For many first-time home buyers, there’s one thing that holds them back the most from moving forward on a home: student loan debt. This is understandable, as many people might worry about taking on the monthly costs of a mortgage while also attempting to pay back their student loans. But student loan debt need not be the deterrent that it typically is. There are many options available to help you settle on a home and still make good on your student loan payments. Here’s a few things to keep in mind:
Your debt-to-income ratio (DTI) is a metric used by lenders to assess your ability to make your loan payments each month. This percentage is calculated by dividing your monthly debt by your monthly income. This allows lenders to get a bigger picture of how much income you would have to direct each month towards a mortgage payment and whether or not you could afford to do so. Your student loan payments are generally included in the debt portion of your DTI, but there are a few ways out of this. One thing that the DTI doesn’t include is debt paid by someone else, so if you’re fortunate enough to have your parents or other relative cover your student loan payments, your DTI will be lower. Additionally, student loan debt can be ignored if you have less than 10 months left to pay back your loan(s). Many mortgage lenders have also relieved some of the weight that the DTI carries in your mortgage application, instead placing greater importance on something like your credit score.
Many loan options such as FHA loans and VA loans offer perks like low interest rates or low down-payments, perfect for first-time home buyers. Additionally, having student loan debt may qualify you for even more benefits, such as a reduced role in your DTI. Read more about these and other loan options here.
If you’re still concerned about whether or not you can handle a mortgage right now, here’s a few things to think about:
What are my needs?
What are you looking to get out of owning a home? Is it necessary for you to buy a home at this time? If you’re not too sure about settling down right now, then a home might not be the best option for you, even if it would be a huge milestone. It’s important to think critically about your needs and whether or not a home will help you meet them. A close analysis of your current payments, commitments, and obligations can help you in thinking about how home ownership would work for you, if at all. Additionally, if you do decide to move forward on a home, don’t be afraid to get a second opinion on any offers you’ve received.
What are my plans?
What are your plans for the future? Do you intend to go back to school at some point? Are you not certain of your job security? Taking the time to do some future-planning is incredibly valuable when deciding whether or not to jump on a home. If you think that graduate school is a possibility, you might not want to derail those plans by taking on the costs of a mortgage. However if your job offers graduate school assistance, then your financial situation may be flexible enough to accommodate mortgage costs. Another thing to consider is job security. Do you feel like your job is stable? Or are you either concerned about your job security or considering moving to another company? Factors like these may not only affect your decision to get a mortgage in the first place, but also affect your mortgage eligibility, if a lender doesn’t think your job would provide enough stability to handle a mortgage.
What is my support?
What sources of external support do you have?
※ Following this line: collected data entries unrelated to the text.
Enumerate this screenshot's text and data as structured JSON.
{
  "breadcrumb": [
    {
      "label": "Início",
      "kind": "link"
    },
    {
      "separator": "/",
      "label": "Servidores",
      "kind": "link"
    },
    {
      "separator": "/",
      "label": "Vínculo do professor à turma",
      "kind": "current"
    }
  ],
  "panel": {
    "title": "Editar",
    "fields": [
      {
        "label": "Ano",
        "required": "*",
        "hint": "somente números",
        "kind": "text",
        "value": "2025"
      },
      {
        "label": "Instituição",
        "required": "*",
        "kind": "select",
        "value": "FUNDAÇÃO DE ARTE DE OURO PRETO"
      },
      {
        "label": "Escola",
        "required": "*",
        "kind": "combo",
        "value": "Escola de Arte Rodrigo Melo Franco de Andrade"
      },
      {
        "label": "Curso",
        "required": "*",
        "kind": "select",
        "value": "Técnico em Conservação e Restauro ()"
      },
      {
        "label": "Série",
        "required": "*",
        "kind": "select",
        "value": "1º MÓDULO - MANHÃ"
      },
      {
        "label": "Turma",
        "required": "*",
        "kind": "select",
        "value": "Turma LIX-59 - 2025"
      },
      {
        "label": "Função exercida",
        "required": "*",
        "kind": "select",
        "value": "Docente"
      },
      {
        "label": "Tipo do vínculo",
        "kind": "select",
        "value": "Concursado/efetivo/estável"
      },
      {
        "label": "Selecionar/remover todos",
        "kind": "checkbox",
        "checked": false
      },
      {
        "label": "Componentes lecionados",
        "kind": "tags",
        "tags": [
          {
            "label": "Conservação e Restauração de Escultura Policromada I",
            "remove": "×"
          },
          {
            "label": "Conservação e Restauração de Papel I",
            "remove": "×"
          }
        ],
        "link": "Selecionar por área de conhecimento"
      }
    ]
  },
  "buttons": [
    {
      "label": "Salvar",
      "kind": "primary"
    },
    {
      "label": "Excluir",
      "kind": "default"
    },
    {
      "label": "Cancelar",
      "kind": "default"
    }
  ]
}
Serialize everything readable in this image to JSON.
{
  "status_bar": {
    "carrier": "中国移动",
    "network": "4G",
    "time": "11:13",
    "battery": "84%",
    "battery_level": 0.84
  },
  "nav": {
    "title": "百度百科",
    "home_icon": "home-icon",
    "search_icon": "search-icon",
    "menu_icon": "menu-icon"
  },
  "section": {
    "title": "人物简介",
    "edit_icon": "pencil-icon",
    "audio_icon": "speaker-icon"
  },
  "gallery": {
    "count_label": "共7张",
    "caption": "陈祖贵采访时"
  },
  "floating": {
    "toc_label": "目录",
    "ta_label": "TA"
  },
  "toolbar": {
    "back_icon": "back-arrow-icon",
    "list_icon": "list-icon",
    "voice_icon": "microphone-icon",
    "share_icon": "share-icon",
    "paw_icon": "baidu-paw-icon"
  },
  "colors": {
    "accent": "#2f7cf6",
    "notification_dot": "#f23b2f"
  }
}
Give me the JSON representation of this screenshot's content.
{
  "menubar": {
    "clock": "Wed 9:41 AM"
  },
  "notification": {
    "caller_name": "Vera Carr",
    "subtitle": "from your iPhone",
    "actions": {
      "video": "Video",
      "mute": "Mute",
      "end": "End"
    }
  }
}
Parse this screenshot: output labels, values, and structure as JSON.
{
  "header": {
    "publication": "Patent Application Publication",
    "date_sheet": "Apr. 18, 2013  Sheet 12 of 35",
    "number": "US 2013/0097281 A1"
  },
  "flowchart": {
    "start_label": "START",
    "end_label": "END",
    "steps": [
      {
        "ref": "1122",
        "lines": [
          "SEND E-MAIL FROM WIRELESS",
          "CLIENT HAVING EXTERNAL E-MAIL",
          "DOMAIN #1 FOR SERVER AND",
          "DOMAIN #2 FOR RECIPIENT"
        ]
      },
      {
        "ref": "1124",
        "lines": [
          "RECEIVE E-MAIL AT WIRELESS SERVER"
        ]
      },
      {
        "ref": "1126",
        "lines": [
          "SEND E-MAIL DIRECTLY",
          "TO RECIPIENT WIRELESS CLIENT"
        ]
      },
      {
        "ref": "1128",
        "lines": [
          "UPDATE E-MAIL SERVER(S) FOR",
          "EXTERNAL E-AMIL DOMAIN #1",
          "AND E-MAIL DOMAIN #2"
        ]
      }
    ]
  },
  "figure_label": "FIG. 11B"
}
Whether it be qualifications for governmental assistance or even financial support from your parents, it’s important to consider your opportunities for support and assistance in your mortgage payments, financial situation in general, or both. The presence or absence of these factors can greatly influence your mortgage application decision.
Not a first-time buyer? Some of these guidelines may be less applicable, but there are still ways to ease your student debt burden. One option is to use your home equity to pay off student loans. If you’re choosing to refinance or even take out a second mortgage, you can pay off one or more student loans through the use of a conventional loan. As long as you’ve maintained at least 20% equity in your home, you can use this option to take care of some of your student loan debt.